別に行く場所もないんだけど、とにかく落ち着かなくて……
そんなオレが不意に脚を止めたのは……昨日も来た場所。
古文学習室の前だった。
……どうする?
入って高遠に聞く?
……いや、でもダメだ。
さすがに直接うまくいった事を聞くのは、ショックがでかい。
うん。
……うん。やめ、やめ。やめだ。
だけど踵を返そうとしたオレの視界に、高遠が飛び込んできて……
「なんだ、澤田。用か?
悪かったな。鍵開いてなかっただろ」
なんだよ、いなかったのかよ……
「や、……まぁ、はい。

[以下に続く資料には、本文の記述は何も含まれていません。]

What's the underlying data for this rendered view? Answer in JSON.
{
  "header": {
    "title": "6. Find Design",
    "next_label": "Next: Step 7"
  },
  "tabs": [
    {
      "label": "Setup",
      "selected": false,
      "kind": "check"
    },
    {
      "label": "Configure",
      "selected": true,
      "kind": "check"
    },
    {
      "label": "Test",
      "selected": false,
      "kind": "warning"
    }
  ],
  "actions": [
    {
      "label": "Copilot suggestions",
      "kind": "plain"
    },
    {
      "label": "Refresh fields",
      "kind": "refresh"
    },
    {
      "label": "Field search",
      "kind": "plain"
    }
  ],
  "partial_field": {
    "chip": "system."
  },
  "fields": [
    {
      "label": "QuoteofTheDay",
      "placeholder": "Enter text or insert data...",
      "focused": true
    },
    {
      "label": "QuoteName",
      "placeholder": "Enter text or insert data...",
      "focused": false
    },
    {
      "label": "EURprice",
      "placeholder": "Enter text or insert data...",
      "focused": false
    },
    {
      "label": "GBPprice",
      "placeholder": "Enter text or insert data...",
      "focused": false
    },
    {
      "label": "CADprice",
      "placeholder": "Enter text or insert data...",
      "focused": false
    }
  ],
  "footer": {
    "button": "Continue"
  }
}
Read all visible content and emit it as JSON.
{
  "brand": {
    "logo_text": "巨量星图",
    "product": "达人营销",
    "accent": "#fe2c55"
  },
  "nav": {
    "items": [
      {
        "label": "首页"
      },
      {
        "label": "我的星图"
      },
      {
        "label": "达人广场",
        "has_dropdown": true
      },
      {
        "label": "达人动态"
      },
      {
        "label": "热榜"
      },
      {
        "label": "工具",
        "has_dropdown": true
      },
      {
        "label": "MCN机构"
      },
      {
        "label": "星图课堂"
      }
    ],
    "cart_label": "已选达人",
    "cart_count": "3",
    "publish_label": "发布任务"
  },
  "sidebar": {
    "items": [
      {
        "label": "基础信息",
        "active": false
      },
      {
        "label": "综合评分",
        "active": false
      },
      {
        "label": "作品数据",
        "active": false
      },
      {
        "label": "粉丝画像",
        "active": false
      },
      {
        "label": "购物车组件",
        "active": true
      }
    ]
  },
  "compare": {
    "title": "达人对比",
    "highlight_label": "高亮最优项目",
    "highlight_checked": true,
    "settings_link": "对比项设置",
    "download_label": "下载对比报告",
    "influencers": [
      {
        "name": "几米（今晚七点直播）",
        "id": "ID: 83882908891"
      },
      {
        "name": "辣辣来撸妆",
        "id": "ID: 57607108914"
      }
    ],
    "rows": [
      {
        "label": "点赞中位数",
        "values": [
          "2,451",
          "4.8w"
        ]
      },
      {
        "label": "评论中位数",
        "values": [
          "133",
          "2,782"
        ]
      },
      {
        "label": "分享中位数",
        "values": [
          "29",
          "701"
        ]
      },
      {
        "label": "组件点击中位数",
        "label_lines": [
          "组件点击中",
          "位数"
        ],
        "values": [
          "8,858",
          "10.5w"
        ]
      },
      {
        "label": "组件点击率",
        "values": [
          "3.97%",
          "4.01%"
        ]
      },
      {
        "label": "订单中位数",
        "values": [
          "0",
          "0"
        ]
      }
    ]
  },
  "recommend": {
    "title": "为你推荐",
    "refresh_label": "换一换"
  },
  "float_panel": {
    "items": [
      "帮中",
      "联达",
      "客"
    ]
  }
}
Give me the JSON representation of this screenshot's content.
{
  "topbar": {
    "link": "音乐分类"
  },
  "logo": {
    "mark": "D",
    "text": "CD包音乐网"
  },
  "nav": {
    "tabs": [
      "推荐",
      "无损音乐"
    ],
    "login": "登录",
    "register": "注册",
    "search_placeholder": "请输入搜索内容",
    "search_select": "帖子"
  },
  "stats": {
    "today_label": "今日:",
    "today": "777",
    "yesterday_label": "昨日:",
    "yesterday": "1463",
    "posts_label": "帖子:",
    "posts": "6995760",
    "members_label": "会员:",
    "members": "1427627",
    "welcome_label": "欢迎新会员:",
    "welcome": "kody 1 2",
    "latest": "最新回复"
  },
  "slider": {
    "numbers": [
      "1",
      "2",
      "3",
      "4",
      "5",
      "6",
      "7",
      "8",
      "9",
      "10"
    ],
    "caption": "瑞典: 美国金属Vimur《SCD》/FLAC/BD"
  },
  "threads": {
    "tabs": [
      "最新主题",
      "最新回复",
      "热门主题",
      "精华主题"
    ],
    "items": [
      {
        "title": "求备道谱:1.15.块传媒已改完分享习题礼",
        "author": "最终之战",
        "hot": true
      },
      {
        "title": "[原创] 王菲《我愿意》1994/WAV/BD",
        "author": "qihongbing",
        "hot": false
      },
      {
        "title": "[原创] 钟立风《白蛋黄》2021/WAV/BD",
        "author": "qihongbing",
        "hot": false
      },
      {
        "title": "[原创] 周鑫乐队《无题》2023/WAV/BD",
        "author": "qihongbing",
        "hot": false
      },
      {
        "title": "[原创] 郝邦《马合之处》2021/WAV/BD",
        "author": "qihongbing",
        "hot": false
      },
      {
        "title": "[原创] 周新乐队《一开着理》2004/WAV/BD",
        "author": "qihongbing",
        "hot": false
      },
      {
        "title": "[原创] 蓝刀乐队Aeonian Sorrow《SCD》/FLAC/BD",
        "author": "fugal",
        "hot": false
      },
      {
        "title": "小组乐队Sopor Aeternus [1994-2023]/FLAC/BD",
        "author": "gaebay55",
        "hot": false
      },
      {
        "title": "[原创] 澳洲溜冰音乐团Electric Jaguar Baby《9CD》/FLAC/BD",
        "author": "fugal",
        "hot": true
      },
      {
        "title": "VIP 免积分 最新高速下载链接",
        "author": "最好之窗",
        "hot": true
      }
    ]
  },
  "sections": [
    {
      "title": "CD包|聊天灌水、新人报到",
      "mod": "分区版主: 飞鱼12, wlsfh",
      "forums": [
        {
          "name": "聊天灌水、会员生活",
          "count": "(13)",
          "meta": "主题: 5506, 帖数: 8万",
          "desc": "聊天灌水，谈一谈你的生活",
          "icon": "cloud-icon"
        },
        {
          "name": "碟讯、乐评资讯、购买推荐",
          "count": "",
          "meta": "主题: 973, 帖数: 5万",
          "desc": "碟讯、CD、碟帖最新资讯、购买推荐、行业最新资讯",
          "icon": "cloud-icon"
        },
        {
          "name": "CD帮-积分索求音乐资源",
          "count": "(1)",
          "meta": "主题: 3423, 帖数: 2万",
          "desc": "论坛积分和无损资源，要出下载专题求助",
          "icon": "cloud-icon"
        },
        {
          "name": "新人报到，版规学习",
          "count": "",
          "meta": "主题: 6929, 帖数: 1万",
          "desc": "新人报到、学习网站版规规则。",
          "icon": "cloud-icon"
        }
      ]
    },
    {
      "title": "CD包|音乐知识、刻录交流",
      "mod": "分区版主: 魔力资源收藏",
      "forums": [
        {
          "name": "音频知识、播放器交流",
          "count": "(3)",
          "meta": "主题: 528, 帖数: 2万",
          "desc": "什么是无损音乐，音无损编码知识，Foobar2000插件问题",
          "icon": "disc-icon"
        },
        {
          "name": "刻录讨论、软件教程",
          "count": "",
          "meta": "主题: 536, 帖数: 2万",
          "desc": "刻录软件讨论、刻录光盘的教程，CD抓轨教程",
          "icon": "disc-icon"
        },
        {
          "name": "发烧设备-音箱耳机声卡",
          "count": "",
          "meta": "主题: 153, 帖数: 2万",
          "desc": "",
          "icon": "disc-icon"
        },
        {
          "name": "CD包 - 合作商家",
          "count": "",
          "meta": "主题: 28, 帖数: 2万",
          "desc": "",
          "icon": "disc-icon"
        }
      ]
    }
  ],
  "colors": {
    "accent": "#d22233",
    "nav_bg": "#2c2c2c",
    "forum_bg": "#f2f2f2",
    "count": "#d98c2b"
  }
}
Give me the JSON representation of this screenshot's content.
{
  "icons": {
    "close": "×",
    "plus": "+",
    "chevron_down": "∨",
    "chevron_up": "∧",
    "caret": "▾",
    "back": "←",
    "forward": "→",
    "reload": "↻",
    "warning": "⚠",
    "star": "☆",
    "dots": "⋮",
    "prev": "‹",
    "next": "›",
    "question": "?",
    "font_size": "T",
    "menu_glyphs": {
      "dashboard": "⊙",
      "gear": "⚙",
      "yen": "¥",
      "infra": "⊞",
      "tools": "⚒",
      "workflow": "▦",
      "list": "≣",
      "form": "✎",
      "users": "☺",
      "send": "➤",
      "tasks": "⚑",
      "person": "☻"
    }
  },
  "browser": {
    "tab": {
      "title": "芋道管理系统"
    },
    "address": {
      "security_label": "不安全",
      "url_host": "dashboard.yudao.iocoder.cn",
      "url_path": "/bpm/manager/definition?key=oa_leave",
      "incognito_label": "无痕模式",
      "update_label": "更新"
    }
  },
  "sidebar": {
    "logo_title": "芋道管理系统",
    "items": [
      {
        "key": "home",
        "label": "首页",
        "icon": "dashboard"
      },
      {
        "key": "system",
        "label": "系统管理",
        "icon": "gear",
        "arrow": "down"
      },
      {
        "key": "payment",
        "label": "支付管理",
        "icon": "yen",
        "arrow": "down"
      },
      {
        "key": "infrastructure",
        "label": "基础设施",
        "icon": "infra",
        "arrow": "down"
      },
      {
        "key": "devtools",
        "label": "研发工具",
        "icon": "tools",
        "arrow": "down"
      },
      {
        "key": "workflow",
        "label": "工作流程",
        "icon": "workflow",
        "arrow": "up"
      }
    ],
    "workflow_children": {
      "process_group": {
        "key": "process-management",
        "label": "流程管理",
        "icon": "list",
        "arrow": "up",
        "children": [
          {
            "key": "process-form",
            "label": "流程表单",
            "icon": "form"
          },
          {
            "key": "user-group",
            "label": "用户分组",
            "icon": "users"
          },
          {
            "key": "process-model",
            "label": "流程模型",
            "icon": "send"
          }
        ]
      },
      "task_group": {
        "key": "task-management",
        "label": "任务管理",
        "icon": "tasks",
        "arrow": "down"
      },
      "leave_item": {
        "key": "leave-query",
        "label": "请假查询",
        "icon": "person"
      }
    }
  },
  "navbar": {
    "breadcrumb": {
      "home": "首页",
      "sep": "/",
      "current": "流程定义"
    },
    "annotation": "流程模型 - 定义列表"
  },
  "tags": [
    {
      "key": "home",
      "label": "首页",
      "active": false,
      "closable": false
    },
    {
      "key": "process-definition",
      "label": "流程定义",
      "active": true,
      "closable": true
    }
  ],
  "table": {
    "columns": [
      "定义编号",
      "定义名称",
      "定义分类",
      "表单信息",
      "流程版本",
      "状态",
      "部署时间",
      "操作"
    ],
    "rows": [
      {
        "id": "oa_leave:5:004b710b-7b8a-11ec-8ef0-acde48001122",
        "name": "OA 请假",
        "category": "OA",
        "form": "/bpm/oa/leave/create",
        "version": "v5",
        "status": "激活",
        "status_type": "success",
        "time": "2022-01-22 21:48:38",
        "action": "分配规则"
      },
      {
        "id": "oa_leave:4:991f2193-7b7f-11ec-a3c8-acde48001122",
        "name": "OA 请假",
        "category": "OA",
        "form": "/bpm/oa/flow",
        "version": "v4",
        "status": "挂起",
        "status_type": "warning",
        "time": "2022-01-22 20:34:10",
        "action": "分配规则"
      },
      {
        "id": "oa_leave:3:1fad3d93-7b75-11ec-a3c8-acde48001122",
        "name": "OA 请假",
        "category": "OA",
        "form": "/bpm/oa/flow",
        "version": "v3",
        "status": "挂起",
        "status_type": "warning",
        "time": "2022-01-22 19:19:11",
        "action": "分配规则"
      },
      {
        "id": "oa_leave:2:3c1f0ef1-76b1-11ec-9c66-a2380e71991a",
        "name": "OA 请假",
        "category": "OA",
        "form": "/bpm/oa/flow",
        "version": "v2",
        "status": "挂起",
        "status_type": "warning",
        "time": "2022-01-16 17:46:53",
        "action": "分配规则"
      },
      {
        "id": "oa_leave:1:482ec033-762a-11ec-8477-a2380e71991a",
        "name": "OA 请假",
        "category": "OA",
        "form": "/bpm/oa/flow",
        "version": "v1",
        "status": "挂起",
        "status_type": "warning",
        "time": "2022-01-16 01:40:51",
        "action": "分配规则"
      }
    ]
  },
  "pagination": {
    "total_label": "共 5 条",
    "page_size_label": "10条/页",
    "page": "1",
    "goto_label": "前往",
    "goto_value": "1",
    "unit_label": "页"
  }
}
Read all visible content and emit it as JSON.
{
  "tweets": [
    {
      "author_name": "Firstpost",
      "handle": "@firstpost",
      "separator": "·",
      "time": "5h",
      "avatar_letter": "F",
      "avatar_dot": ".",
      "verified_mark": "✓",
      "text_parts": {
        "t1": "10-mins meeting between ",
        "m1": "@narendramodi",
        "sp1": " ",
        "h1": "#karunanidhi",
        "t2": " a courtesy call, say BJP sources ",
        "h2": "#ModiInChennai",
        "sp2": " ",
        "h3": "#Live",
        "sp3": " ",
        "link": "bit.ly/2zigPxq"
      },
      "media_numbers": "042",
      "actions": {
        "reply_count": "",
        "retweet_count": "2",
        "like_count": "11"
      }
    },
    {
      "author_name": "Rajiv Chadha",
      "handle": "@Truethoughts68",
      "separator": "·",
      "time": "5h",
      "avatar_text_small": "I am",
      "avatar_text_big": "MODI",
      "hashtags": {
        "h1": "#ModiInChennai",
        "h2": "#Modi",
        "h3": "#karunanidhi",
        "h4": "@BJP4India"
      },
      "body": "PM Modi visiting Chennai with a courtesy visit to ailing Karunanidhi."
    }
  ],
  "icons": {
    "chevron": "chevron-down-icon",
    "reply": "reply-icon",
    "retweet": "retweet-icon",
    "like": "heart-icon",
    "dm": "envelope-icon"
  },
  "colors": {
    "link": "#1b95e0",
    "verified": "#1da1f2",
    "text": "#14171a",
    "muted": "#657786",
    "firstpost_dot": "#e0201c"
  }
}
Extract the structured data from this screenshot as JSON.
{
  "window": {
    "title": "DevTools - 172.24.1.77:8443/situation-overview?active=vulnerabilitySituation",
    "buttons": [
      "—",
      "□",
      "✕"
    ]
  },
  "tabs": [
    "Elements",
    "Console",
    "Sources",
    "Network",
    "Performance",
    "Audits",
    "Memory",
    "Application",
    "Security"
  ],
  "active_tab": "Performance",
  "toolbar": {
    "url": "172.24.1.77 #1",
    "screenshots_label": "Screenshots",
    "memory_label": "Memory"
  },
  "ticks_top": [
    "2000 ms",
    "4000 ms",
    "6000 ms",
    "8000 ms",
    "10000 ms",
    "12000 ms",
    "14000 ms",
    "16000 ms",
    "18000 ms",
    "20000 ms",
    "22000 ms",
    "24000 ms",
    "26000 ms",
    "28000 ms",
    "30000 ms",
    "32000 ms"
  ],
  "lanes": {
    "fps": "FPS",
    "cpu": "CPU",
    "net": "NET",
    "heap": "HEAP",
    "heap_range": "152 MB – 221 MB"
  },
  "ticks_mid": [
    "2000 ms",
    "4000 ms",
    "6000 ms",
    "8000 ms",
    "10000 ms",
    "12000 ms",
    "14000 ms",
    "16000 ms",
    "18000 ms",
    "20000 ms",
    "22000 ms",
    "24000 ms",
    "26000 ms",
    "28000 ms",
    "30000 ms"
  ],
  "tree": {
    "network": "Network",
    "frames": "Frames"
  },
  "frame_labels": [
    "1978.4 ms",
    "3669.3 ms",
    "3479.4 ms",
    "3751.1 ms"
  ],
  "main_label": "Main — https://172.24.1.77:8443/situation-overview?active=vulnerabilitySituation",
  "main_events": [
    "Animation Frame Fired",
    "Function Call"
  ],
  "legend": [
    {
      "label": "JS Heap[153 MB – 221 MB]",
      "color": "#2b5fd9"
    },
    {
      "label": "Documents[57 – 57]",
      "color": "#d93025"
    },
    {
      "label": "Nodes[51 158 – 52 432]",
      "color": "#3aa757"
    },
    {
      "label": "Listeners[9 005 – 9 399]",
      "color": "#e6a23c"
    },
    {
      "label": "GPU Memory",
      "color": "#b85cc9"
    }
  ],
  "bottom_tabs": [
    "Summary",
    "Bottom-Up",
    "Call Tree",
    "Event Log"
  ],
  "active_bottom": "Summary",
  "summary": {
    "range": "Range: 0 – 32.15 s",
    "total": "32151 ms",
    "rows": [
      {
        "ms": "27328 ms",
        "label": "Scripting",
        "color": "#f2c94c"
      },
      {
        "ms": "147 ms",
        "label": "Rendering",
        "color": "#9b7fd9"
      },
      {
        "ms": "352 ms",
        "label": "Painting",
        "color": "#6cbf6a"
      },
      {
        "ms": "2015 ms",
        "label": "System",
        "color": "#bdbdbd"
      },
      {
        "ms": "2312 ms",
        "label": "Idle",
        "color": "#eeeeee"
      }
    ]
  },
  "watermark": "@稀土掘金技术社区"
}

いや、いいえ」
「はっきりしない返事だな」
小さく笑いながら、高遠が教室の鍵を開ける。
「……まぁ、入れ」
「……」
断る理由も見つからなくて、オレは高遠に続いて教室に入る。
そしてドアを閉めた。
古文学習室に入ると、昨日の映像がフラッシュバックしてきて……
飛び出していった高遠の姿が鮮明にオレの脳裏に浮かんだ。
……頭の中の映像に、目を逸らしたくても逸らせない。
地獄だな……
がっくりと肩を落として、おまけにため息でもつこうとした時、高遠の声が静かに空気を振動させた。
張り詰めた埃っぽい空気が、低い落ち着いた声を響かせる。